Sur quelles autres idées travaillez-vous en ce moment ?
Je me préoccupe d’intégrer dans les conceptions de ces écoquartiers des espaces réservés pour les plus démuni·e·s, les sans-abri, les accidenté·e·s de la vie qui sont en déshérence dans notre cité. C’est une véritable blessure que nous ne leur proposions rien pour vivre décemment. C’est très choquant que nos villes les rejettent et les traitent comme des déchets. Il nous faut faire l’inventaire des espaces résiduels dans la ville et faire de deux problèmes une solution, avec des habitations décentes pour leur redonner une place dans la ville.
Le concept de biomimétisme, c’est-à-dire d’imitation de la nature, est très présent dans vos travaux. Pourquoi ?
Pour moi, c’est le départ d’une solution alternative à un développement industriel qui est le nœud du problème environnemental dans lequel nous nous trouvons. Quand on observe comment la nature met en place des coopérations pour réaliser des choses d’une très grande qualité, on voit des exemples dont on pourrait très rapidement tirer profit. Par exemple, le béton est le deuxième responsable mondial des gaz à effet de serre : quand l’on cuit à 1500° de la roche calcaire, elle libère le CO2 qu’elle a mis des millions d’années à capturer. Le mollusque qui fait sa coque fait le contraire : il crée du “béton” en absorbant du CO2, il ne rajoute rien qui causerait des dommages. On ne sait pas encore faire ça correctement, ni de manière industrielle, mais dans plein de laboratoires dans le monde, on cherche à apprendre de la manière dont le mollusque fabrique du “biobéton”.
Le biomimétisme, c’est donc de l’économie circulaire ?
La nature est le meilleur exemple des principes d’économie circulaire. Il n’y a jamais un déchet, tout fonctionne en boucle.
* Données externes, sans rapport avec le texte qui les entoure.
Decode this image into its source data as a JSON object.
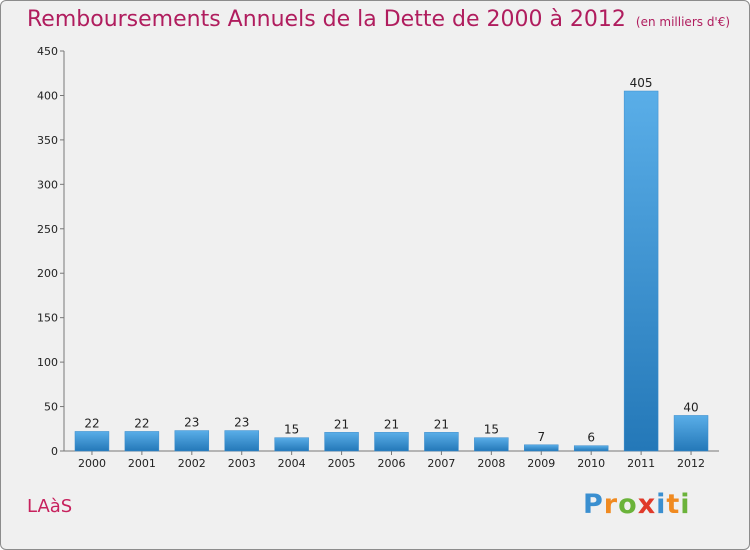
{
  "header": {
    "title": "Remboursements Annuels de la Dette de 2000 à 2012",
    "subtitle": "(en milliers d'€)"
  },
  "footer": {
    "commune": "LAàS",
    "logo_letters": [
      "P",
      "r",
      "o",
      "x",
      "i",
      "t",
      "i"
    ],
    "logo_colors": [
      "#3a8fd0",
      "#f08a20",
      "#6bb33a",
      "#e03a2a",
      "#3a8fd0",
      "#f08a20",
      "#6bb33a"
    ]
  },
  "chart_data": {
    "type": "bar",
    "title": "Remboursements Annuels de la Dette de 2000 à 2012",
    "subtitle": "(en milliers d'€)",
    "categories": [
      "2000",
      "2001",
      "2002",
      "2003",
      "2004",
      "2005",
      "2006",
      "2007",
      "2008",
      "2009",
      "2010",
      "2011",
      "2012"
    ],
    "values": [
      22,
      22,
      23,
      23,
      15,
      21,
      21,
      21,
      15,
      7,
      6,
      405,
      40
    ],
    "ylim": [
      0,
      450
    ],
    "yticks": [
      0,
      50,
      100,
      150,
      200,
      250,
      300,
      350,
      400,
      450
    ],
    "grid": false,
    "bar_color_top": "#5aaee8",
    "bar_color_bottom": "#2478b8",
    "title_color": "#b01d5e"
  }
}
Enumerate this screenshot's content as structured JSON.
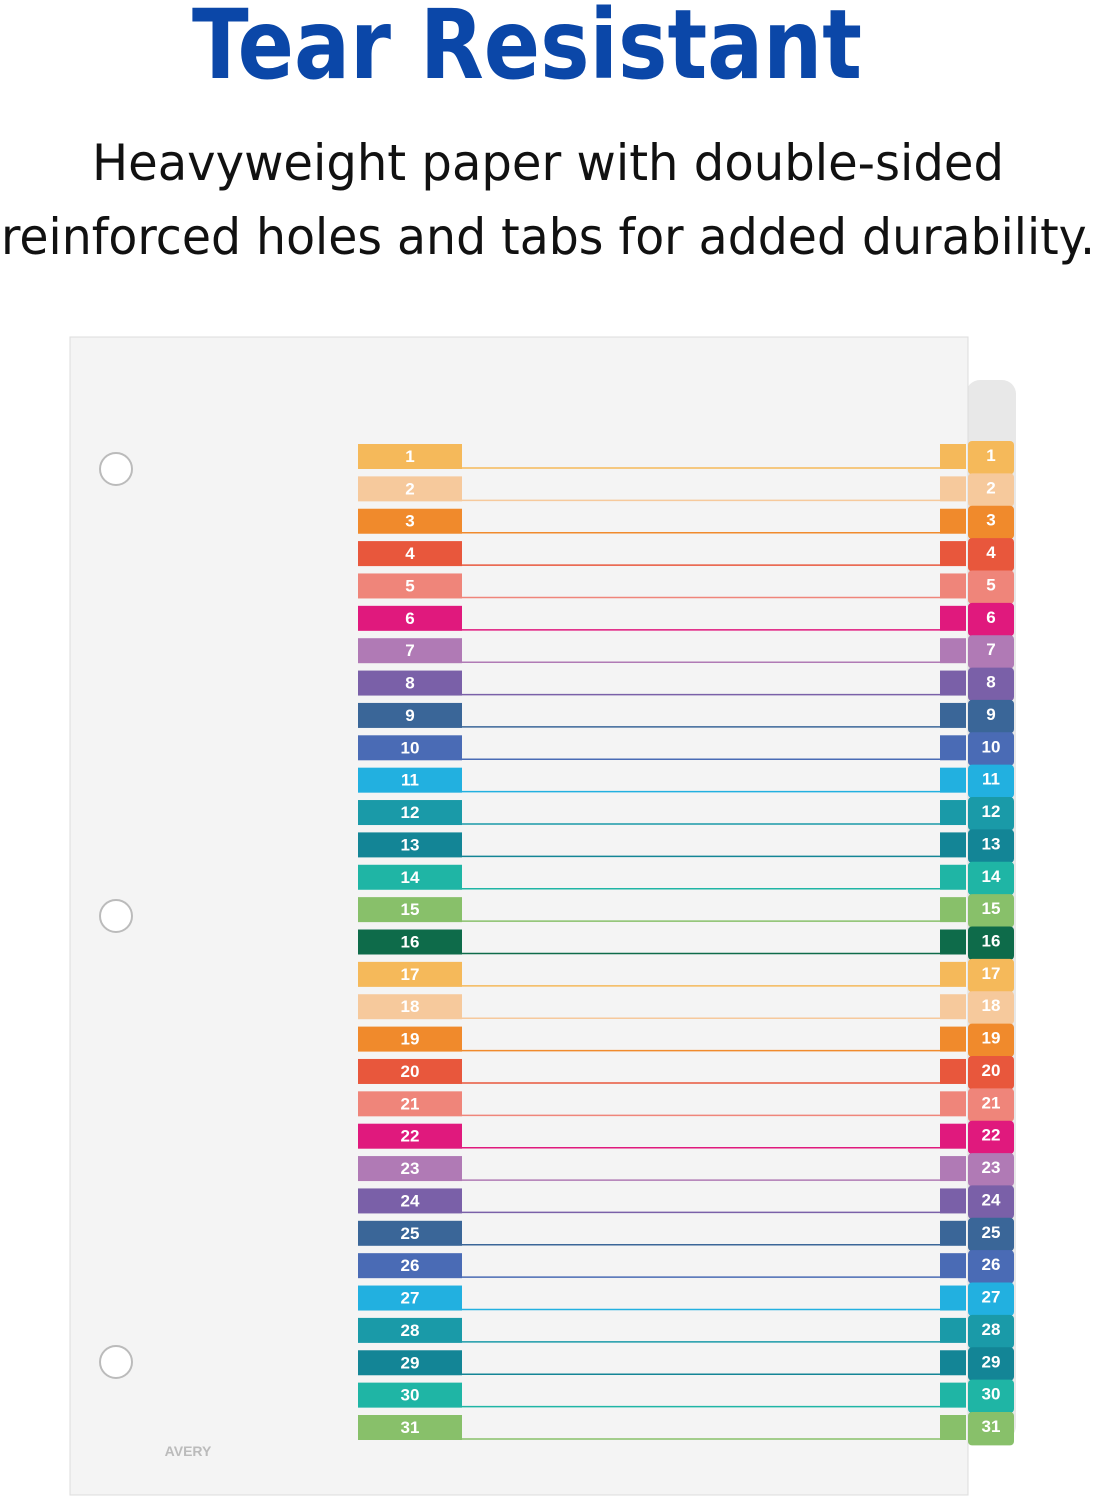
{
  "header": {
    "title": "Tear Resistant",
    "subtitle_lines": [
      "Heavyweight paper with double-sided",
      "reinforced holes and tabs for added durability."
    ]
  },
  "divider": {
    "logo": "AVERY",
    "tabs": [
      {
        "label": "1",
        "color": "#f5b95a"
      },
      {
        "label": "2",
        "color": "#f6c99c"
      },
      {
        "label": "3",
        "color": "#f08a2c"
      },
      {
        "label": "4",
        "color": "#e8573c"
      },
      {
        "label": "5",
        "color": "#ef857a"
      },
      {
        "label": "6",
        "color": "#e0197d"
      },
      {
        "label": "7",
        "color": "#b07ab5"
      },
      {
        "label": "8",
        "color": "#7a60a8"
      },
      {
        "label": "9",
        "color": "#3a6698"
      },
      {
        "label": "10",
        "color": "#4a6bb5"
      },
      {
        "label": "11",
        "color": "#22b0e0"
      },
      {
        "label": "12",
        "color": "#1a9aa8"
      },
      {
        "label": "13",
        "color": "#138596"
      },
      {
        "label": "14",
        "color": "#1fb5a5"
      },
      {
        "label": "15",
        "color": "#88c06a"
      },
      {
        "label": "16",
        "color": "#0e6b4a"
      },
      {
        "label": "17",
        "color": "#f5b95a"
      },
      {
        "label": "18",
        "color": "#f6c99c"
      },
      {
        "label": "19",
        "color": "#f08a2c"
      },
      {
        "label": "20",
        "color": "#e8573c"
      },
      {
        "label": "21",
        "color": "#ef857a"
      },
      {
        "label": "22",
        "color": "#e0197d"
      },
      {
        "label": "23",
        "color": "#b07ab5"
      },
      {
        "label": "24",
        "color": "#7a60a8"
      },
      {
        "label": "25",
        "color": "#3a6698"
      },
      {
        "label": "26",
        "color": "#4a6bb5"
      },
      {
        "label": "27",
        "color": "#22b0e0"
      },
      {
        "label": "28",
        "color": "#1a9aa8"
      },
      {
        "label": "29",
        "color": "#138596"
      },
      {
        "label": "30",
        "color": "#1fb5a5"
      },
      {
        "label": "31",
        "color": "#88c06a"
      }
    ]
  }
}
Pourquoi ne pourrait-on pas apprendre de ces écosystèmes et fonctionner de manière à perfectionner la qualité de la vie en société plutôt que d’amasser déchets, problèmes, pollutions et maladies ?
Vous défendez aussi le concept d’archiborescence. Qu’est-ce que c’est ?
C’est un néologisme que j’ai forgé pour définir ce que pourraient être des constructions qui utiliseraient le vivant comme matériau. Dès l’époque Art Nouveau, on copie le vivant comme élément décoratif. Peut-on aller beaucoup plus loin, dans la matière dont les éléments eux-mêmes sont produits ? Dans les années qui viennent, nous allons découvrir de nouveaux biomatériaux.
Comment résumeriez-vous votre vision de l’avenir de la ville ?
La ville et les constructions sont issues quasiment essentiellement de l’industrie. Il faut trouver un autre mode de développement qui fonctionne en parallèle et, progressivement, crée des matériaux et manières de faire pour remplacer ce que nous produisons, de manière plus équilibrée.
Vous croyez que nous parviendrons un jour à le faire à assez grande échelle ?
On n’a pas le choix. C’est la seule voie qui peut nous donner un futur. Autrement, nous ne ferons qu’augmenter les problèmes que nous avons créés. Si on ne recherche pas la durabilité, nous allons disparaître.